The Gift celebrated the grant on its Instagram: “The grant is helping us re-launch our new sustainable packaging, launch a new website, and our education platform Project 545. We hope that our work will not only bring relief to millions of people but also break down the stigma and the damage that was done to black and brown communities from the ‘War on Drugs’.”

The Gift CEO and cofounder Cory Moore stressed how additional funding is crucial due to the pandemic and also because of the severe limitations to how cannabis companies can receive financial support from banks due to cannabis being federally illegal.

“Companies in the legal cannabis industry face higher costs for just about everything from insurance to banking, even if they are working strictly with hemp not marijuana,” Moore said in a press release. “Banks are reluctant to lend to us because the regulations around hemp are new and still developing in some respects. Black‐owned businesses are challenged even further when it comes to financing. This grant from NAACP and Beyonce has made us feel seen, and we are grateful to them for the opportunities we will create with these funds.”

Last week, Beyoncé’s husband and frequent collaborator Jay Z launched a cannabis brand called Monogram. First announced back in October, Monogram is a collaboration with California-based cannabis brand Caliva and will offer and products are officially on sale as of December 10. Cannabis advocacy and awareness surrounding the racist war on drugs within the world of hip-hop has been common in lyrics, music videos, and movies for decades, but the entrepreneurial spirit of rap has in recent years collided with cannabis. 

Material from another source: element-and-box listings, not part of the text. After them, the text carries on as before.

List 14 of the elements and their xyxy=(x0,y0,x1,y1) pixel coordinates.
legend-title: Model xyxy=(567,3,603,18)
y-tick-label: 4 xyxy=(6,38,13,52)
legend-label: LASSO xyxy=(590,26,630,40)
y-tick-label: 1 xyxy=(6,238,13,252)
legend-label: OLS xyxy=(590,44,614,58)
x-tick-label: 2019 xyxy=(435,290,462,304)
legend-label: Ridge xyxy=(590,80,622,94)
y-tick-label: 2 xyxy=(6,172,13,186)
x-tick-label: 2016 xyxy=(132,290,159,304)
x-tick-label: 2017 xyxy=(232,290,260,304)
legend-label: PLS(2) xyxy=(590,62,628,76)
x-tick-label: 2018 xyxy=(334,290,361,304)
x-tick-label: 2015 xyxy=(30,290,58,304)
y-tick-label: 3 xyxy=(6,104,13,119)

Earlier this year, The Outlaw Report spoke to Select Cannabis brand’s Jason White during an expungement clinic in West Baltimore organized by Select. White had been previously employed by Beats By Dre and Select Brand’s 501(c)3, The Possible Plan was announced in a full-page advertisement in the New York Times’ 1619 Project issue. White mentioned “the long history of disenfranchisement” regarding cannabis and explained that this is why cannabis companies must also operate as advocates and opponents of the war on drugs.

“It’s important for us not to just come as some wholesale brand. We have to come and be aware and get the context of everything,” White told The Outlaw Report earlier this year. “I always say, ‘Let’s learn and earn into a space’—and this is earning.”